D(Q*t, Q*t-1) = f( Ф(Dt, Q*t-1) ).

Ф(Dt, Q*t-1) - точность реализации первых из двух планов изменения производства Q*t-1 относительно фактических изменений платежеспособного спроса Dt. Использование этой модели не может быть отвергнуто при описании механизма пересмотра планов производства в течение всего периода наблюдения за входящими в модель исходными признаками (1995-2001 гг.). Вместе с тем, качество подгонки этой модели не всегда было стабильным. Провалы наблюдаемого уровня значимости ниже порог 5% были зарегистрированы в конце 1998 г. - начале 1999 г. Вероятно, резкие и неожиданные изменения динамики продаж внесли тогда некоторую сумятицу в принципы формирования производственных планов в российской промышленности. Затем ситуация нормализовалась, и точность планов производства относительно продаж продукции за деньги стала по-прежнему учитываться при корректировке очередных планов выпуска.

Рассмотрим теперь модель, в которой изменение прогнозов выпуска может зависеть от двух точностей: от точности планов производства относительно последующих фактических изменений выпуска и точности относительно последующих изменений платежеспособного спроса:

D(Q*t, Q*t-1) = f( Ф(Qt, Q*t-1), Ф(Dt, Q*t-1) ).

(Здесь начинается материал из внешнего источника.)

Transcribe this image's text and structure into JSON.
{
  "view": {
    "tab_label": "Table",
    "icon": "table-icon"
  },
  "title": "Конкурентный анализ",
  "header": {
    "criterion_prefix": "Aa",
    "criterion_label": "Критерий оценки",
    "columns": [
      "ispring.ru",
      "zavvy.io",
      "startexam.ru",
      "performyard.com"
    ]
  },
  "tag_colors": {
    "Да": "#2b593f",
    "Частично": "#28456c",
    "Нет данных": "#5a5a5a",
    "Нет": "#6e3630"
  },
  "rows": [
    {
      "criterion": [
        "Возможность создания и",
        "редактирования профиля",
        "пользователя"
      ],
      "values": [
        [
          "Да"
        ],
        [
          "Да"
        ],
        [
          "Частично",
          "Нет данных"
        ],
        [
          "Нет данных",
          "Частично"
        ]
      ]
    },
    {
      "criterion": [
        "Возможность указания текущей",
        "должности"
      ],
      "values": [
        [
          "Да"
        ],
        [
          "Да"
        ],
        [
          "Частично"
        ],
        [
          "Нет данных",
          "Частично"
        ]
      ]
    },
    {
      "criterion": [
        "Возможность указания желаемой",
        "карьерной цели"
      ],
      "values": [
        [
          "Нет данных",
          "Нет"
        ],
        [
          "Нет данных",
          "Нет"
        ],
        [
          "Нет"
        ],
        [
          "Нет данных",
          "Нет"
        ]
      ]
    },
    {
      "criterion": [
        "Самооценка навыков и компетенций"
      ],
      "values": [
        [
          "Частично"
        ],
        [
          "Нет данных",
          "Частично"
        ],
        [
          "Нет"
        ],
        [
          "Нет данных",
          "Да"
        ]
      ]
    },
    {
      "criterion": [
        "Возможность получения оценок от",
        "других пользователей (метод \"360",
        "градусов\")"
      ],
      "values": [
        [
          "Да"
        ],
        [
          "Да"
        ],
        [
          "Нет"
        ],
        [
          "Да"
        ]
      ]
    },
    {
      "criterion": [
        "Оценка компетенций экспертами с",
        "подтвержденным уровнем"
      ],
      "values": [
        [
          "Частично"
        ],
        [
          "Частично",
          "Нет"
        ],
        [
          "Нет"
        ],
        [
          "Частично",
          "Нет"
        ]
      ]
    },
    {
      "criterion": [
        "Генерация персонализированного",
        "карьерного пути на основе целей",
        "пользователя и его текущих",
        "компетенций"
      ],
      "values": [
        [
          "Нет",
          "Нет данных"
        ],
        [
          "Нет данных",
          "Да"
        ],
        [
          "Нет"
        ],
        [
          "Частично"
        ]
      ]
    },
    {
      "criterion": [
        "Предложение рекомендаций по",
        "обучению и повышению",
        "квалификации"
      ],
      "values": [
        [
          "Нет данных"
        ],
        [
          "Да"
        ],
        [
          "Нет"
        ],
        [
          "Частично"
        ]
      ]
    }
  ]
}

Такая модель имела приемлемое качество подгонки до конца 1997 г. В 1998 г. величина отношения правдоподобия чаще стала бывать слишком большой, чтобы не отвергнуть проверяемую модель для описания механизма изменения планов выпуска. В 1999 г. основания для того, чтобы не принимать эту модель стало еще больше. Но в 2000 г. и особенно в 2001 г. ситуация стала исправляться: наблюдаемый уровень значимости стал чаще превышать порог 5%. Правда, превышение это оказывалось не таким большим как в 1993-1994 гг. Коэффициенты модели были всегда положительны и статистически значимы (кроме одного исключения). Этим исключением оказался 1994 г., когда коэффициенты точности относительно реализаций выпуска были статистически незначимы. Интересным оказалось соотношение коэффициентов модели. Точность планов выпуска относительно последующих реализаций спроса в подавляющем числе случаев оказывала более сильное влияние на пересмотр планов производства. Этот вывод свидетельствует в пользу "рыночности" мышления руководителей промышленных предприятий, для которых соответствие планов выпуска и изменений спроса является более сильным аргументом для пересмотра своих планов, нежели соответствие планов выпуска и их фактических изменений.

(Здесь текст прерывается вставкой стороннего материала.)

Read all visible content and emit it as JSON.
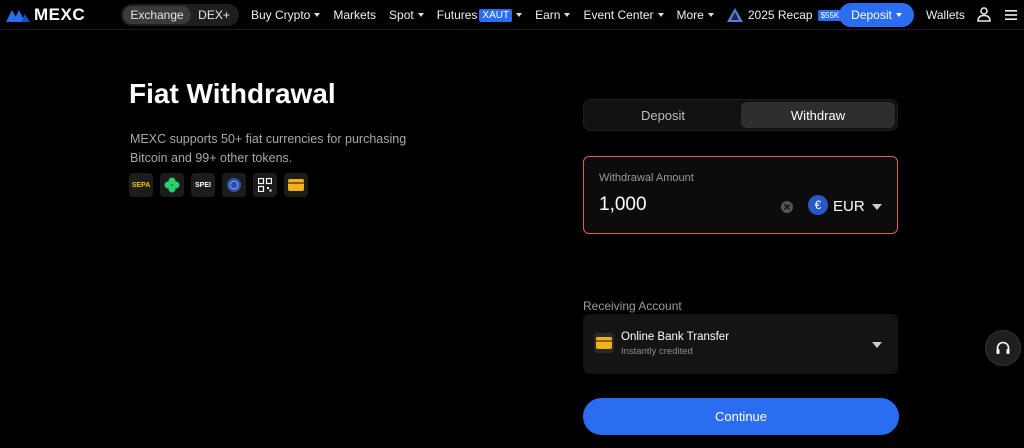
{
  "brand": {
    "name": "MEXC"
  },
  "nav": {
    "segment": [
      "Exchange",
      "DEX+"
    ],
    "items": [
      {
        "label": "Buy Crypto",
        "caret": true
      },
      {
        "label": "Markets",
        "caret": false
      },
      {
        "label": "Spot",
        "caret": true
      },
      {
        "label": "Futures",
        "tag": "XAUT",
        "caret": true
      },
      {
        "label": "Earn",
        "caret": true
      },
      {
        "label": "Event Center",
        "caret": true
      },
      {
        "label": "More",
        "caret": true
      }
    ],
    "recap": {
      "label": "2025 Recap",
      "badge": "$55K"
    },
    "deposit_label": "Deposit",
    "wallets_label": "Wallets"
  },
  "hero": {
    "title": "Fiat Withdrawal",
    "description": "MEXC supports 50+ fiat currencies for purchasing Bitcoin and 99+ other tokens.",
    "payment_icons": [
      "sepa-icon",
      "clover-icon",
      "spei-icon",
      "pay-icon",
      "qr-code-icon",
      "card-icon"
    ],
    "sepa_text": "SEPA",
    "spei_text": "SPEI"
  },
  "panel": {
    "tabs": {
      "deposit": "Deposit",
      "withdraw": "Withdraw"
    },
    "amount": {
      "label": "Withdrawal Amount",
      "value": "1,000",
      "currency": "EUR",
      "currency_symbol": "€"
    },
    "receiving": {
      "label": "Receiving Account",
      "method": "Online Bank Transfer",
      "subtitle": "Instantly credited"
    },
    "continue_label": "Continue"
  },
  "colors": {
    "accent": "#2a6df0",
    "error_border": "#e05a5a",
    "background": "#000000"
  }
}
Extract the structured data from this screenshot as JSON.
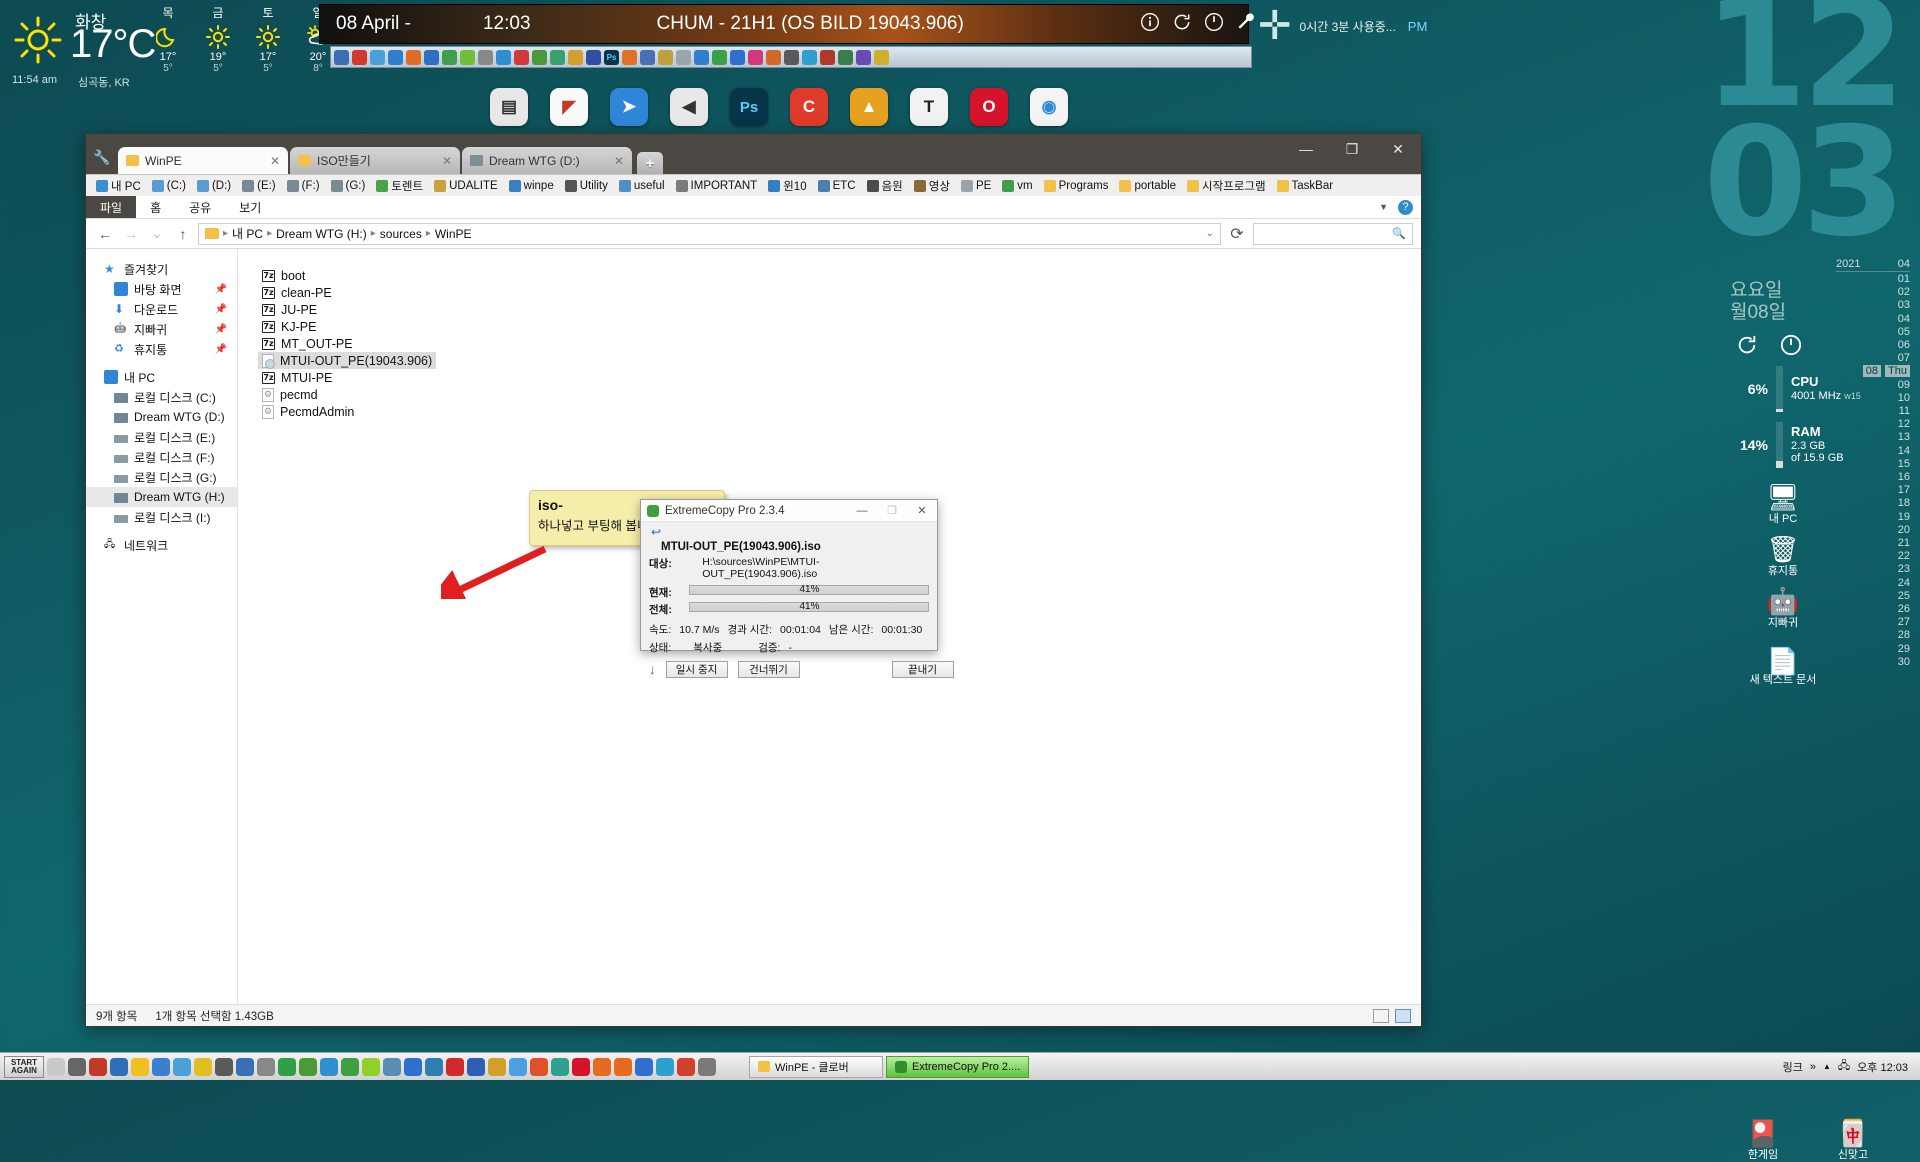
{
  "desktop": {
    "big_clock": [
      "12",
      "03"
    ],
    "weather": {
      "condition": "화창",
      "temperature": "17°C",
      "time": "11:54 am",
      "location": "심곡동, KR",
      "forecast": [
        {
          "day": "목",
          "icon": "moon-icon",
          "high": "17°",
          "low": "5°"
        },
        {
          "day": "금",
          "icon": "sun-icon",
          "high": "19°",
          "low": "5°"
        },
        {
          "day": "토",
          "icon": "sun-icon",
          "high": "17°",
          "low": "5°"
        },
        {
          "day": "일",
          "icon": "sun-cloud-icon",
          "high": "20°",
          "low": "8°"
        }
      ]
    },
    "banner": {
      "date": "08 April -",
      "time": "12:03",
      "title": "CHUM - 21H1 (OS BILD 19043.906)"
    },
    "plus_widget": {
      "usage": "0시간 3분 사용중...",
      "meridiem": "PM"
    }
  },
  "sidebar": {
    "day_lines": [
      "요요일",
      "월08일"
    ],
    "cpu": {
      "percent": "6%",
      "label": "CPU",
      "detail": "4001 MHz"
    },
    "ram": {
      "percent": "14%",
      "label": "RAM",
      "detail_1": "2.3 GB",
      "detail_2": "of 15.9 GB"
    },
    "week_label": "w15",
    "calendar": {
      "year": "2021",
      "month": "04",
      "today": "08",
      "today_weekday": "Thu",
      "days": [
        "01",
        "02",
        "03",
        "04",
        "05",
        "06",
        "07",
        "08",
        "09",
        "10",
        "11",
        "12",
        "13",
        "14",
        "15",
        "16",
        "17",
        "18",
        "19",
        "20",
        "21",
        "22",
        "23",
        "24",
        "25",
        "26",
        "27",
        "28",
        "29",
        "30"
      ]
    },
    "icons": [
      {
        "label": "내 PC",
        "icon": "monitor-icon"
      },
      {
        "label": "휴지통",
        "icon": "recycle-bin-icon"
      },
      {
        "label": "지빠귀",
        "icon": "robot-icon"
      },
      {
        "label": "새 텍스트 문서",
        "icon": "text-file-icon"
      },
      {
        "label": "한게임",
        "icon": "hangame-icon"
      },
      {
        "label": "신맞고",
        "icon": "sinmatgo-icon"
      }
    ]
  },
  "explorer": {
    "tabs": [
      {
        "label": "WinPE",
        "icon": "folder-icon",
        "active": true
      },
      {
        "label": "ISO만들기",
        "icon": "folder-icon",
        "active": false
      },
      {
        "label": "Dream WTG (D:)",
        "icon": "drive-icon",
        "active": false
      }
    ],
    "new_tab_label": "+",
    "window_controls": {
      "minimize": "—",
      "maximize": "❐",
      "close": "✕"
    },
    "bookmarks": [
      {
        "label": "내 PC",
        "icon": "monitor-icon",
        "color": "#3a8fd0"
      },
      {
        "label": "(C:)",
        "icon": "drive-icon",
        "color": "#5a9bd5"
      },
      {
        "label": "(D:)",
        "icon": "drive-icon",
        "color": "#5a9bd5"
      },
      {
        "label": "(E:)",
        "icon": "drive-icon",
        "color": "#7a8a94"
      },
      {
        "label": "(F:)",
        "icon": "drive-icon",
        "color": "#7a8a94"
      },
      {
        "label": "(G:)",
        "icon": "drive-icon",
        "color": "#7a8a94"
      },
      {
        "label": "토렌트",
        "icon": "utorrent-icon",
        "color": "#4aa34a"
      },
      {
        "label": "UDALITE",
        "icon": "app-icon",
        "color": "#c8a23a"
      },
      {
        "label": "winpe",
        "icon": "app-icon",
        "color": "#3a7fc0"
      },
      {
        "label": "Utility",
        "icon": "app-icon",
        "color": "#555555"
      },
      {
        "label": "useful",
        "icon": "app-icon",
        "color": "#4f8fc6"
      },
      {
        "label": "IMPORTANT",
        "icon": "app-icon",
        "color": "#7b7b7b"
      },
      {
        "label": "윈10",
        "icon": "app-icon",
        "color": "#2f7fc4"
      },
      {
        "label": "ETC",
        "icon": "app-icon",
        "color": "#4a7fae"
      },
      {
        "label": "음원",
        "icon": "app-icon",
        "color": "#4b4b4b"
      },
      {
        "label": "영상",
        "icon": "app-icon",
        "color": "#8a6a3a"
      },
      {
        "label": "PE",
        "icon": "app-icon",
        "color": "#9aa3a8"
      },
      {
        "label": "vm",
        "icon": "app-icon",
        "color": "#3f9f4f"
      },
      {
        "label": "Programs",
        "icon": "folder-icon",
        "color": "#f2c14a"
      },
      {
        "label": "portable",
        "icon": "folder-icon",
        "color": "#f2c14a"
      },
      {
        "label": "시작프로그램",
        "icon": "folder-icon",
        "color": "#f2c14a"
      },
      {
        "label": "TaskBar",
        "icon": "folder-icon",
        "color": "#f2c14a"
      }
    ],
    "ribbon_tabs": [
      "파일",
      "홈",
      "공유",
      "보기"
    ],
    "breadcrumb": [
      "내 PC",
      "Dream WTG (H:)",
      "sources",
      "WinPE"
    ],
    "search_placeholder": "",
    "nav_pane": [
      {
        "label": "즐겨찾기",
        "icon": "star-icon",
        "indent": false,
        "pinned": false,
        "selected": false
      },
      {
        "label": "바탕 화면",
        "icon": "desktop-icon",
        "indent": true,
        "pinned": true,
        "selected": false
      },
      {
        "label": "다운로드",
        "icon": "download-icon",
        "indent": true,
        "pinned": true,
        "selected": false
      },
      {
        "label": "지빠귀",
        "icon": "robot-icon",
        "indent": true,
        "pinned": true,
        "selected": false
      },
      {
        "label": "휴지통",
        "icon": "recycle-bin-icon",
        "indent": true,
        "pinned": true,
        "selected": false
      },
      {
        "label": "내 PC",
        "icon": "monitor-icon",
        "indent": false,
        "pinned": false,
        "selected": false
      },
      {
        "label": "로컬 디스크 (C:)",
        "icon": "drive-icon",
        "indent": true,
        "pinned": false,
        "selected": false
      },
      {
        "label": "Dream WTG (D:)",
        "icon": "drive-icon",
        "indent": true,
        "pinned": false,
        "selected": false
      },
      {
        "label": "로컬 디스크 (E:)",
        "icon": "hdd-icon",
        "indent": true,
        "pinned": false,
        "selected": false
      },
      {
        "label": "로컬 디스크 (F:)",
        "icon": "hdd-icon",
        "indent": true,
        "pinned": false,
        "selected": false
      },
      {
        "label": "로컬 디스크 (G:)",
        "icon": "hdd-icon",
        "indent": true,
        "pinned": false,
        "selected": false
      },
      {
        "label": "Dream WTG (H:)",
        "icon": "drive-icon",
        "indent": true,
        "pinned": false,
        "selected": true
      },
      {
        "label": "로컬 디스크 (I:)",
        "icon": "hdd-icon",
        "indent": true,
        "pinned": false,
        "selected": false
      },
      {
        "label": "네트워크",
        "icon": "network-icon",
        "indent": false,
        "pinned": false,
        "selected": false
      }
    ],
    "files": [
      {
        "name": "boot",
        "icon": "7z-icon",
        "selected": false
      },
      {
        "name": "clean-PE",
        "icon": "7z-icon",
        "selected": false
      },
      {
        "name": "JU-PE",
        "icon": "7z-icon",
        "selected": false
      },
      {
        "name": "KJ-PE",
        "icon": "7z-icon",
        "selected": false
      },
      {
        "name": "MT_OUT-PE",
        "icon": "7z-icon",
        "selected": false
      },
      {
        "name": "MTUI-OUT_PE(19043.906)",
        "icon": "disc-image-icon",
        "selected": true
      },
      {
        "name": "MTUI-PE",
        "icon": "7z-icon",
        "selected": false
      },
      {
        "name": "pecmd",
        "icon": "config-file-icon",
        "selected": false
      },
      {
        "name": "PecmdAdmin",
        "icon": "config-file-icon",
        "selected": false
      }
    ],
    "callout": {
      "line1": "iso-",
      "line2": "하나넣고  부팅해 봅니다...."
    },
    "status": {
      "items_count": "9개 항목",
      "selection": "1개 항목 선택함 1.43GB"
    }
  },
  "extremecopy": {
    "title": "ExtremeCopy Pro 2.3.4",
    "controls": {
      "minimize": "—",
      "maximize": "❐",
      "close": "✕"
    },
    "back_arrow": "↩",
    "file_name": "MTUI-OUT_PE(19043.906).iso",
    "target_label": "대상:",
    "target_path": "H:\\sources\\WinPE\\MTUI-OUT_PE(19043.906).iso",
    "current_label": "현재:",
    "current_percent": "41%",
    "current_value": 41,
    "total_label": "전체:",
    "total_percent": "41%",
    "total_value": 41,
    "speed_label": "속도:",
    "speed_value": "10.7 M/s",
    "elapsed_label": "경과 시간:",
    "elapsed_value": "00:01:04",
    "remaining_label": "남은 시간:",
    "remaining_value": "00:01:30",
    "state_label": "상태:",
    "state_value": "복사중",
    "verify_label": "검증:",
    "verify_value": "-",
    "buttons": {
      "pause": "일시 중지",
      "skip": "건너뛰기",
      "finish": "끝내기"
    }
  },
  "taskbar": {
    "start_label_1": "START",
    "start_label_2": "AGAIN",
    "tasks": [
      {
        "label": "WinPE - 클로버",
        "icon": "explorer-icon",
        "active": false
      },
      {
        "label": "ExtremeCopy Pro 2....",
        "icon": "extremecopy-icon",
        "active": true
      }
    ],
    "tray": {
      "links": "링크",
      "chevron": "»",
      "arrow": "▲",
      "network": "network-icon",
      "clock": "오후 12:03"
    }
  }
}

Влияние бартера на механизм пересмотра производственных планов предприятий можно исследовать при помощи модели, в которой в качестве независимой переменной используются точности планов выпуска относительно фактических изменений бартерного спроса:

D(Q*t, Q*t-1) = f( Ф(Bt, Q*t-1) ).

Ф(Bt, Q*t-1) - точность реализации первых из двух планов изменения производства Q*t-1 относительно фактических изменений бартерного спроса Bt. Такая модель также имела хорошее качество подгонки и всегда положительные и статистически значимые коэффициенты. Таким образом, точность планов выпуска относительно бартера также учитывалась предприятиями при пересмотре своих планов. Добавление в эту модель еще и традиционной точности относительно самого выпуска дало интересные результаты. Во-первых, стабильным и высоким качество подгонки этой модели было с июля по октябрь 1998 г., когда бартер еще был важен для российской промышленности, а доля нормальных продаж еще не стал существенной. Во-вторых, затем до конца 2000 г. отклонение модели от эмпирических значений становится неприемлемо большим, и только в конце этого года (когда опросы зарегистрировали первый в последефолтный период абсолютный спад продаж за деньги) рассматриваемая модель опять не может быть отвергнута. В 2001 г. наша модель начинает "работать" в мае и в конце года, когда в российской промышленности опять возникают проблемы с платежеспособным спросом. Все коэффициенты модели были всегда положительны и всегда статистически значимы. При этом значение коэффициентов точности по бартеру было чаще выше, чем значение коэффициентов точности по выпуску. Конечно, бартер сложно назвать "хорошим" фактором для определения производственных планов, но все же этот ориентир лучше фактической динамики выпуска.

Аналогичная ситуация сложилась и при использовании в качестве независимой переменной точности планов выпуска относительно прочих неденежных видов спроса (векселя, зачеты и пр.):

D(Q*t, Q*t-1) = f( Ф(Nt, Q*t-1) ).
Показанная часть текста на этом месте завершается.